CoMoGAN: continuous model-guided image-to-image translation. CVPR 2021 oral.

Overview

CoMoGAN: Continuous Model-guided Image-to-Image Translation

Official repository.

Paper

CoMoGAN

CoMoGAN

CoMoGAN: continuous model-guided image-to-image translation [arXiv] | [supp] | [teaser]
Fabio Pizzati, Pietro Cerri, Raoul de Charette
Inria, Vislab Ambarella.
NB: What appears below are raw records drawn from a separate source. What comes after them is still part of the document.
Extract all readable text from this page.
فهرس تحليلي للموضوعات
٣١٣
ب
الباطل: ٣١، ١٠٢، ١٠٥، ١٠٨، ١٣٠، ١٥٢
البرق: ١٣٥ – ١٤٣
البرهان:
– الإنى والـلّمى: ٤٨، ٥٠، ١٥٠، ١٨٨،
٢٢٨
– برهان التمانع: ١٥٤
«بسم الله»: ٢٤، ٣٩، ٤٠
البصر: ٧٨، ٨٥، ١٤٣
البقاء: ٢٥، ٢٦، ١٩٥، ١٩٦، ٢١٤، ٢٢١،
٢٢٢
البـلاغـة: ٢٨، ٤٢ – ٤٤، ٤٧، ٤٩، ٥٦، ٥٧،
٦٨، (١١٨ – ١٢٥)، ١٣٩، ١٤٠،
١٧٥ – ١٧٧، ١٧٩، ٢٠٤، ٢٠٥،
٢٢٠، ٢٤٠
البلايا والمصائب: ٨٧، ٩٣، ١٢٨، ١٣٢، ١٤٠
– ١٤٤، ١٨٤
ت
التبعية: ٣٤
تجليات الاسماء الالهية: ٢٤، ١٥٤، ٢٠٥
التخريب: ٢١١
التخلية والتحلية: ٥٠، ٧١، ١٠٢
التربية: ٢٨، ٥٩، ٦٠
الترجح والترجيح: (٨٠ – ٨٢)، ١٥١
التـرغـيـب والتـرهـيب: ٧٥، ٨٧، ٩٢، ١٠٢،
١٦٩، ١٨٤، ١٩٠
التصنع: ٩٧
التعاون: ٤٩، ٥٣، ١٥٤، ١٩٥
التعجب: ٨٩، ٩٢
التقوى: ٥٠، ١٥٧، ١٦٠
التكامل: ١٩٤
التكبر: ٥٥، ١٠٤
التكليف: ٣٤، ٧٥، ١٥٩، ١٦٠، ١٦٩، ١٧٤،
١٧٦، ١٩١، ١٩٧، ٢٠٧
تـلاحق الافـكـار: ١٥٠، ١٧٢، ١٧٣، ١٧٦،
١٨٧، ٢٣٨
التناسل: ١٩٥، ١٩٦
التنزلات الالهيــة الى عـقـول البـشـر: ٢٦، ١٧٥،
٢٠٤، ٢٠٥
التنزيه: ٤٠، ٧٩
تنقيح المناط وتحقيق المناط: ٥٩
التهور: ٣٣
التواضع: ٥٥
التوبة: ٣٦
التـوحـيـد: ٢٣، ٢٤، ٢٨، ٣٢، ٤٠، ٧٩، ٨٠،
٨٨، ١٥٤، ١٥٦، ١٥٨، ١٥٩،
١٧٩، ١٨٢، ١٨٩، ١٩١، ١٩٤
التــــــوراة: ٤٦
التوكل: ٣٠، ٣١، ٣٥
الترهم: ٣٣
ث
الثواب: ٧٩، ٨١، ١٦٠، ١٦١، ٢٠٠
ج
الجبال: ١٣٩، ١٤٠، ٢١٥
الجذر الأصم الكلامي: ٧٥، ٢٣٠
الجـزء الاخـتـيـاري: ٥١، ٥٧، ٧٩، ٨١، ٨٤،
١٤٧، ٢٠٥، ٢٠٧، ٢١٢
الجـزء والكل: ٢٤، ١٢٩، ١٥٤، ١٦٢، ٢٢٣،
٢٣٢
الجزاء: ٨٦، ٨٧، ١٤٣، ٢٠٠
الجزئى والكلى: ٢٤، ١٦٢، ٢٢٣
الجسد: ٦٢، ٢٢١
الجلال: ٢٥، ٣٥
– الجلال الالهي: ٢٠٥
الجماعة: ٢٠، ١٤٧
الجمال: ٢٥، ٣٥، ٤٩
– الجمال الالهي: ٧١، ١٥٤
CVPR'21 (oral)

If you find our work useful, please cite:

@inproceedings{pizzati2021comogan,
  title={{CoMoGAN}: continuous model-guided image-to-image translation},
  author={Pizzati, Fabio and Cerri, Pietro and de Charette, Raoul},
  booktitle={CVPR},
  year={2021}
}

Prerequisites

Tested with:

  • Python 3.7
  • Pytorch 1.7.1
  • CUDA 11.0
  • Pytorch Lightning 1.1.8
  • waymo_open_dataset 1.3.0

Preparation

The repository contains training and inference code for CoMo-MUNIT training on waymo open dataset. In the paper, we refer to this experiment as Day2Timelapse. All the models have been trained on a 32GB Tesla V100 GPU. We also provide a mixed precision training which should fit smaller GPUs as well (a usual training takes ~9GB).

Environment setup

We advise the creation of a new conda environment including all necessary packages. The repository includes a requirements file. Please create and activate the new environment with

conda env create -f requirements.yml
conda activate comogan

Dataset preparation

First, download the Waymo Open Dataset from the official website. The dataset is organized in .tfrecord files, which we preprocess and split depending on metadata annotations on time of day. Once you downloaded the dataset, you should run the dump_waymo.py script. It will read and unpack the .tfrecord files, also resizing the images for training. Please run

python scripts/dump_waymo.py --load_path path/of/waymo/open/training --save_path /path/of/extracted/training/images
python scripts/dump_waymo.py --load_path path/of/waymo/open/validation --save_path /path/of/extracted/validation/images

Running those commands should result in a similar directory structure:

root
  training
    Day
      seq_code_0_im_code_0.png
      seq_code_0_im_code_1.png
      ...
      seq_code_1_im_code_0.png
      ...
  Dawn/Dusk
      ...
  Night
      ...
  validation
    Day
      ...
    Dawn/Dusk
      ...
    Night
      ...

Pretrained weights

We release a pretrained set of weights to allow reproducibility of our results. The weights are downloadable from here. Once downloaded, unpack the file in the root of the project and test them with the inference notebook.

Training

The training routine of CoMoGAN is mainly based on the CycleGAN codebase, available with details in the official repository.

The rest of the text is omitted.